Офицер и трое солдат с бэтээра растерянно смотрели вслед.

- Надо было быстрее гнать, - сказал солдат со свалявшимися волосами. Это я виноват. Но ведь я постоянно думал, что ему будет больно, и поэтому скидывал скорость на поворотах.

- Не твоя вина. Моя, - ответил офицер и медленно стащил панаму с головы. - Это я виноват. Все тебе говорил, чтобы ты не бесился, не гнал, не то все мы в пропасть полетели бы к чертям собачьим.

- Я ему воды не давал, - неожиданно всхлипнул другой солдат, помоложе. - Толик глаза приоткроет, на меня смотрит и говорит: "Дай воды". А я вру, что кончилась она. Ведь нельзя воду давать, когда пули в брюхе! Меня Ходжаев предупреждал. Ходжа знает. Его с третьего курса мединститута выгнали. А Толик помолчит и снова просит: "Жжет все! Дай воды, все равно умру!" Я молчу, тряпку мокрую к его губам прикладываю, а Толян мне руку пальцами жмет. Больно так. Потом он открыл глаза, посмотрел, будто бы улыбнулся: "Все хорошо. Только мамку с батей жалко". И умер. Я знал, что он помер, только вам не хотел говорить. Думал, ошибаюсь.

- Никто не виноват, - сказал усталый доктор, закуривая. - Ранения смертельные. В этом случае даже лучше, если быстрее умирают: мучений меньше.

- Да, он так мучился, а я ему воды не давал, - еще сильнее всхлипнул солдат и опрометью бросился за бронетранспортер.

Фирсов увидел, как две змейки заскользили у него от глаз к подбородку. Солдат сел возле колеса и уткнулся лицом в колени.

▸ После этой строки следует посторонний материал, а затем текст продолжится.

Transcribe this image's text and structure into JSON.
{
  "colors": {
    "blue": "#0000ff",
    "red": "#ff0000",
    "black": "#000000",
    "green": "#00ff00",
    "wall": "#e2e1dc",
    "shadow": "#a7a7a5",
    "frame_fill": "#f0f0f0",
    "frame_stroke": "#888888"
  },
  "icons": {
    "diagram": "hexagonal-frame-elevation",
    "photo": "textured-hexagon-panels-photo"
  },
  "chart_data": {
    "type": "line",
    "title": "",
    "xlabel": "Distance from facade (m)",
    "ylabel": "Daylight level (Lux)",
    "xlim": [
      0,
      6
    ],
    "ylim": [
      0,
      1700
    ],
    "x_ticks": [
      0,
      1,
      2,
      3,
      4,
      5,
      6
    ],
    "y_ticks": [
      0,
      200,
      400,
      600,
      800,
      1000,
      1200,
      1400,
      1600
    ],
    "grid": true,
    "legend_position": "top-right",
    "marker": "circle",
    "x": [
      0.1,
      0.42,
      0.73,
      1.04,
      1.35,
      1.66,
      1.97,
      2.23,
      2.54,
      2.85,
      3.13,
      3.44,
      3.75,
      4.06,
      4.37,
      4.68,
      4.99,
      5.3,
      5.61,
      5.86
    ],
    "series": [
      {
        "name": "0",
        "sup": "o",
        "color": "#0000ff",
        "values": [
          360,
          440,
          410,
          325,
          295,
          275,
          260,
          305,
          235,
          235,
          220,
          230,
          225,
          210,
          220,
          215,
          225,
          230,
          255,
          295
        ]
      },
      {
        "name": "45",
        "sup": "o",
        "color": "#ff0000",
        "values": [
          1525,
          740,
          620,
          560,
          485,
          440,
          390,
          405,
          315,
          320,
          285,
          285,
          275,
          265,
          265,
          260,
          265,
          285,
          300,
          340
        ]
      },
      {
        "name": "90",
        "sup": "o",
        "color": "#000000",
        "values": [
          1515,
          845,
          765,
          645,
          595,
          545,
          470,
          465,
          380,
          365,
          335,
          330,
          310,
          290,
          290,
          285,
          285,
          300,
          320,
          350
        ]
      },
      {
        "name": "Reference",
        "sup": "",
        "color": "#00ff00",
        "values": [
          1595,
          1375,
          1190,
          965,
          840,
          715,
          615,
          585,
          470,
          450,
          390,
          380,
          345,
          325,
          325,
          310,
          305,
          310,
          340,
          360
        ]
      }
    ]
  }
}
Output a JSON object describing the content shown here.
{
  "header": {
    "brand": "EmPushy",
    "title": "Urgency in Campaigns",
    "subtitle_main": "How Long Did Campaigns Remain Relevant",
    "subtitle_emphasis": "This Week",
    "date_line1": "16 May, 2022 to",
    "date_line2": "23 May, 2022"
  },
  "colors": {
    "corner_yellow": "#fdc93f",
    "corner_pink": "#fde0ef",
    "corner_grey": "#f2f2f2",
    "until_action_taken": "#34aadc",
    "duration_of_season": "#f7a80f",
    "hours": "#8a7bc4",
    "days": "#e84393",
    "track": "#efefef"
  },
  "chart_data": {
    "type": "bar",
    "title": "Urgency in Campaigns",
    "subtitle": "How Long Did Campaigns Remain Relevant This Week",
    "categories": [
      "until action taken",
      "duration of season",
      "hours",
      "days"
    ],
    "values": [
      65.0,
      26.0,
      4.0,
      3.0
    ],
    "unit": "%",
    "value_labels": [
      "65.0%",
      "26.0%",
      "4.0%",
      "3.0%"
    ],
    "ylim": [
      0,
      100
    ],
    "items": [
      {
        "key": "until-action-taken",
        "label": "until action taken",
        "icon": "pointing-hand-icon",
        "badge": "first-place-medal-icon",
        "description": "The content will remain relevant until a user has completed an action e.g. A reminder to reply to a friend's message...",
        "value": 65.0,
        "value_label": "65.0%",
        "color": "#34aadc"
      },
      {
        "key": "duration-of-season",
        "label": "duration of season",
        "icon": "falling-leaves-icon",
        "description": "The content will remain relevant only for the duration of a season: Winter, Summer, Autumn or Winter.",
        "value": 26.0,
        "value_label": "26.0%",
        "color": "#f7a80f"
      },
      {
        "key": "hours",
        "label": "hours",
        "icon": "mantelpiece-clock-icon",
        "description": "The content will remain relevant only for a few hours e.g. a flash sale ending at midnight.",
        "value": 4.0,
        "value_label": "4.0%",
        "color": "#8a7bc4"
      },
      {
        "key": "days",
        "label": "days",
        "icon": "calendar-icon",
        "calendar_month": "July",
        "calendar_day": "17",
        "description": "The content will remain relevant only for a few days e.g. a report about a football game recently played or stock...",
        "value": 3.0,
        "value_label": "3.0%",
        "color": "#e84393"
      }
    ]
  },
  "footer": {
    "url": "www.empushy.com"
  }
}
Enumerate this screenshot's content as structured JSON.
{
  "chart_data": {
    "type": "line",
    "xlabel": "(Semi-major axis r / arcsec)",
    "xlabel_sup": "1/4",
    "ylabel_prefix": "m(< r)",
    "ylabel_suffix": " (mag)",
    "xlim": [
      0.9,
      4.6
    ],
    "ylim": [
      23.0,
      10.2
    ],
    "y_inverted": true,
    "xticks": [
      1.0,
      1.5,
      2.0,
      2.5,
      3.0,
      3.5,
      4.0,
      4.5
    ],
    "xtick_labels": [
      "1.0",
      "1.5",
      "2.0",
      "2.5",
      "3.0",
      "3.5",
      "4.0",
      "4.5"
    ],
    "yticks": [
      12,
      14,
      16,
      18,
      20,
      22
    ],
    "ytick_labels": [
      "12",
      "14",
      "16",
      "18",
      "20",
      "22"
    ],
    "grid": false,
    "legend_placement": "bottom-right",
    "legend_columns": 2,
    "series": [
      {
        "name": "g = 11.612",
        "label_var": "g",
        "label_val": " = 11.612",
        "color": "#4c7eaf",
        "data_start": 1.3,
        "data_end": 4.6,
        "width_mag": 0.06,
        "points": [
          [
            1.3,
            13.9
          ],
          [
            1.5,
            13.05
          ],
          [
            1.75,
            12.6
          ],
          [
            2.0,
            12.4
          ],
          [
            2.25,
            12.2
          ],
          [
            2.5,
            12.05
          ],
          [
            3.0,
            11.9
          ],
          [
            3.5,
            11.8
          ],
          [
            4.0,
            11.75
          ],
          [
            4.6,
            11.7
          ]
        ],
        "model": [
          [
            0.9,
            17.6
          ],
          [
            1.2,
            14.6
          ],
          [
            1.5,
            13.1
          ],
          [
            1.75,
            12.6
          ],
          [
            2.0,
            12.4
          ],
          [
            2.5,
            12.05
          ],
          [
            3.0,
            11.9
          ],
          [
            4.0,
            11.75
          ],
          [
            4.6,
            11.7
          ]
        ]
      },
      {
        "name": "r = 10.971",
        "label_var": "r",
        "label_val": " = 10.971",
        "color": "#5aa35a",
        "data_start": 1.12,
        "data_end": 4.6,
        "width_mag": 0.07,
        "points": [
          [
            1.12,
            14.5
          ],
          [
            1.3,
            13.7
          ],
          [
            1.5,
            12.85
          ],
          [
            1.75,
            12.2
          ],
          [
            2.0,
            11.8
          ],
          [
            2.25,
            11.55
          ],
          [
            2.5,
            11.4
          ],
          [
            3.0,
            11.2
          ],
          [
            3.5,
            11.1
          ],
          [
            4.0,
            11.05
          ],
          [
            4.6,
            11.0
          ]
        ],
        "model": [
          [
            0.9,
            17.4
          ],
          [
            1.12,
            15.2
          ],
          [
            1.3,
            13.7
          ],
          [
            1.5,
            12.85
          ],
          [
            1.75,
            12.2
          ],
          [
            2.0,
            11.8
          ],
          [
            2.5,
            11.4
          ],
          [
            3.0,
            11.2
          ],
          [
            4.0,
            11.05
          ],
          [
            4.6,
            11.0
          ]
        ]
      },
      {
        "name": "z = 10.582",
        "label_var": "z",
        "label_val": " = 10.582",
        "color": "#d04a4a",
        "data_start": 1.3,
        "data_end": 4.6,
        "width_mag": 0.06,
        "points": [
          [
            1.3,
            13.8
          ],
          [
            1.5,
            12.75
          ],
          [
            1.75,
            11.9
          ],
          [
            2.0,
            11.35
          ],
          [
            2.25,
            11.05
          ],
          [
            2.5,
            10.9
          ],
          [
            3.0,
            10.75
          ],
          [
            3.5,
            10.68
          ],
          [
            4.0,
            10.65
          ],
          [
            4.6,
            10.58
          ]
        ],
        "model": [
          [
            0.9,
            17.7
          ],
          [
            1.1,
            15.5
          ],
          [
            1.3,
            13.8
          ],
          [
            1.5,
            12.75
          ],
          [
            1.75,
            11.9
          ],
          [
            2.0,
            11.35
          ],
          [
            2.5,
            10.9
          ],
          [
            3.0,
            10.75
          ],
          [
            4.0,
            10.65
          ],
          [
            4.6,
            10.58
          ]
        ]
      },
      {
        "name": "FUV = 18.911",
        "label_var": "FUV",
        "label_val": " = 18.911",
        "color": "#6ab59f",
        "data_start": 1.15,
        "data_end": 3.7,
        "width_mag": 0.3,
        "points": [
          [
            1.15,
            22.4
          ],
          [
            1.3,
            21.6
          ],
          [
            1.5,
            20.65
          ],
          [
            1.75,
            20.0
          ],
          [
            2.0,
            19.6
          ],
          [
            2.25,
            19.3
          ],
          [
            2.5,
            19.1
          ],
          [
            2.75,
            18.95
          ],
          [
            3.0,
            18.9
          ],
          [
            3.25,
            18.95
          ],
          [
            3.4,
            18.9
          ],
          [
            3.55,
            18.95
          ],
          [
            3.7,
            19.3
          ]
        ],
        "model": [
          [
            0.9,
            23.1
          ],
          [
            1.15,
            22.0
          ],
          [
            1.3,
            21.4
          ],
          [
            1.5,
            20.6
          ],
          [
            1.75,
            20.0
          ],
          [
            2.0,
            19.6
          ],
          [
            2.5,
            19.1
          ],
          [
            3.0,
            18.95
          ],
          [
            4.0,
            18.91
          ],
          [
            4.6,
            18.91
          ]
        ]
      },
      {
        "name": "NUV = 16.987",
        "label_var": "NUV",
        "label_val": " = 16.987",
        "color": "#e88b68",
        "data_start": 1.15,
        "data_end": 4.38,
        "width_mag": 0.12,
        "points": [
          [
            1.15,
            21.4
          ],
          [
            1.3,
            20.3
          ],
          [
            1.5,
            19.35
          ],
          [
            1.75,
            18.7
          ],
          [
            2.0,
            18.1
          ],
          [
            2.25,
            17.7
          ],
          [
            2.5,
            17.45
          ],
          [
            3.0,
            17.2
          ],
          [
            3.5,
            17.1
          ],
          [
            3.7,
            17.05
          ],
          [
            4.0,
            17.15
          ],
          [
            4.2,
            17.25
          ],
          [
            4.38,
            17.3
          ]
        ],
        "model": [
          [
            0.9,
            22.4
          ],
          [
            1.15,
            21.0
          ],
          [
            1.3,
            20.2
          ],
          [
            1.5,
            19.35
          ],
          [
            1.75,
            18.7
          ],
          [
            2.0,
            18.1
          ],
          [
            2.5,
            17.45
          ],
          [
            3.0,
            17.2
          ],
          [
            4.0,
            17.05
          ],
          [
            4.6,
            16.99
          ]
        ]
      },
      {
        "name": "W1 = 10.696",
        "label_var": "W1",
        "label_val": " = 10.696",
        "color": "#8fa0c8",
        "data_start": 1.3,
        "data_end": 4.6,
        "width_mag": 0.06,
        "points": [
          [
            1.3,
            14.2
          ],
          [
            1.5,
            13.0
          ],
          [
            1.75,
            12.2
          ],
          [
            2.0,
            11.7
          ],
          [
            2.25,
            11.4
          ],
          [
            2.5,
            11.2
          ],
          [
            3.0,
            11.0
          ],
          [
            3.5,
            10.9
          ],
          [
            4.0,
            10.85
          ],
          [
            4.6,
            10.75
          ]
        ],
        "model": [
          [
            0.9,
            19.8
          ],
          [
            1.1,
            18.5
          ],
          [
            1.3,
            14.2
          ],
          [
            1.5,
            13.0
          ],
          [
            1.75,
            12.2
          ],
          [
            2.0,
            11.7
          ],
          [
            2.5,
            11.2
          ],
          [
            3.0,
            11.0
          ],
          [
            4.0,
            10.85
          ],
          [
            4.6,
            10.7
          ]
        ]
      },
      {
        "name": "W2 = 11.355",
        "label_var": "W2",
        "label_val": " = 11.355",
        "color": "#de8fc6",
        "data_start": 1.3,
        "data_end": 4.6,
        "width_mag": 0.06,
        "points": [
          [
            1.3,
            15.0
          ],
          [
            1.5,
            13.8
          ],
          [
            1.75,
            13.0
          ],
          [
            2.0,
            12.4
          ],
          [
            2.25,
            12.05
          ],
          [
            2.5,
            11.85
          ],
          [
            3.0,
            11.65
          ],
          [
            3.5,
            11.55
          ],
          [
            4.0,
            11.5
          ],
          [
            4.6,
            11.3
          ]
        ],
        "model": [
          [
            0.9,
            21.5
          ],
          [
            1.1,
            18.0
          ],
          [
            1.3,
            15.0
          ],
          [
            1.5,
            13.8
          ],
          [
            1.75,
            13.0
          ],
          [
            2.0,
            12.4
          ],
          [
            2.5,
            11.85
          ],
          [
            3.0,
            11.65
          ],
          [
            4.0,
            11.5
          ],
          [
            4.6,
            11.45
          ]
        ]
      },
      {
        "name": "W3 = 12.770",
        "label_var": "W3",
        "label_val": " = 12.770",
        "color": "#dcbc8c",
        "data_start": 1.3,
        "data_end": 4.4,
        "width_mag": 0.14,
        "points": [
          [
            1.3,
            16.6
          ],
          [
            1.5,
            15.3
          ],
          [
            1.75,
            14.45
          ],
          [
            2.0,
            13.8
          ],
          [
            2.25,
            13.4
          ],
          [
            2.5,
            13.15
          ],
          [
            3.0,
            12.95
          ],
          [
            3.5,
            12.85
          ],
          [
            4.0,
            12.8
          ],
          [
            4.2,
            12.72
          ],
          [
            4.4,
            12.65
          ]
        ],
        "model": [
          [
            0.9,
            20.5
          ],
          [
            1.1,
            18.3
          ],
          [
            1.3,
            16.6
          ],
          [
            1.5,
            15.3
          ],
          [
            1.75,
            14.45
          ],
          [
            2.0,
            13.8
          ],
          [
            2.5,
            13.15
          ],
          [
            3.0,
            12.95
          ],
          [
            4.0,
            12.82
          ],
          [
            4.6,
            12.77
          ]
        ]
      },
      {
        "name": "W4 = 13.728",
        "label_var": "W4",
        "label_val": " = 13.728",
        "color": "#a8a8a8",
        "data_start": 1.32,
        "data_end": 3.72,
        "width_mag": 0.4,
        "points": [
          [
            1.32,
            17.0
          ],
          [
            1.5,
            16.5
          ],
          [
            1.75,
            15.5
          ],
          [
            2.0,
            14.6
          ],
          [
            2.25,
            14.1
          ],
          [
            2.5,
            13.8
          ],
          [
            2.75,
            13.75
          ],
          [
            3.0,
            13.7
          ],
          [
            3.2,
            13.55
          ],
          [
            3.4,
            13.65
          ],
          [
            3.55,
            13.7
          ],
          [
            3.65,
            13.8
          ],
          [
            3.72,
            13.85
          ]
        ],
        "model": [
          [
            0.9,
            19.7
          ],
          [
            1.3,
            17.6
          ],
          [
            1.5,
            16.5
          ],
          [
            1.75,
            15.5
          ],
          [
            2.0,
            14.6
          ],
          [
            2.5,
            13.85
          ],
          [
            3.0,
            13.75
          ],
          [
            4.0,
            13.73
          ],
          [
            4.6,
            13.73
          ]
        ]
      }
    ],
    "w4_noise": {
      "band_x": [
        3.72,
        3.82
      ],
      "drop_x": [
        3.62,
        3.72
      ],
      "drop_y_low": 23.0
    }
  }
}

Москвич осторожно приблизился к нему, тронул за плечо и спросил: "Хочешь сигарету?"

Солдат вздрогнул, показал Фирсову мокрое лицо с большими набухшими глазами и закричал: "Пошел вон отсюда! Пшел! Че зенки вылупил?"

Доброхот смешался, подхватил плащ-палатку с мусором и побежал, не оглядываясь.

А семидневная программа, обязательная перед каждой большой и серьезной боевой операцией, шла в полку полным ходом. По вечерам молодые окружали старшие призывы, стараясь выведать, что же на самом деле означают эти самые "боевые". Старослужащие, купаясь в десятках испуганных и любопытных глаз, степенно и не торопясь повествовали о боевых операциях, через которые они прошли. Врали, безусловно, нещадно, преувеличивая собственные доблести и храбрость, но молодняк верил всему безоговорочно.

Некоторые из "духов", наиболее решительные и бесстрашные, нетерпеливо отсчитывали последние дни до выхода в горы.

Фирсов с расспросами не лез, разговоров о боевых действиях чуждался. Он потерял аппетит и по ночам долго не мог уснуть. Но когда засыпал, то посещал его один и тот же сон: убитый парень, призывно машущий рукой. Москвич просыпался, ощущая, что даже в такой духоте начинают холодеть ноги, и судорожно думал - жив он или уже мертв.

Много раз он вспоминал земляка. От таких мыслей подташнивало, но Фирсов, злясь на весь свет, начинал убеждать себя, что "в этом" ничего зазорного нет. Однажды он настолько накачал себя подобными размышлениями, что не выдержал и побрел к Букрееву, внутренне согласившись уже на все.

Но на полпути остановился, выкурил вонючую, сырую сигарету, а затем злобно вбил окурок каблуком сапога в землю, плюнул смачно на него сверху и... вернулся в казарму. Фирсова охватила дикая ненависть к сослуживцам, потому что понимал в глубине души: у него остался лишь один выход. Другого выбора для себя москвич не видел.

"А что делать? - нервно думал Фирсов, кусая губы. - Делать-то больше нечего. Букреевым я не стану. Нет, не стану. Свою задницу подставлять? Что я, пидар уродский? Но и умирать не согласен. Почему я должен подыхать? Пусть лошки эти подыхают? Пусть воюют за свои побрякушки-медальки и поступления в институты! А мне надо вырваться из этого гадюшника. Я должен выжить! Должен!!!"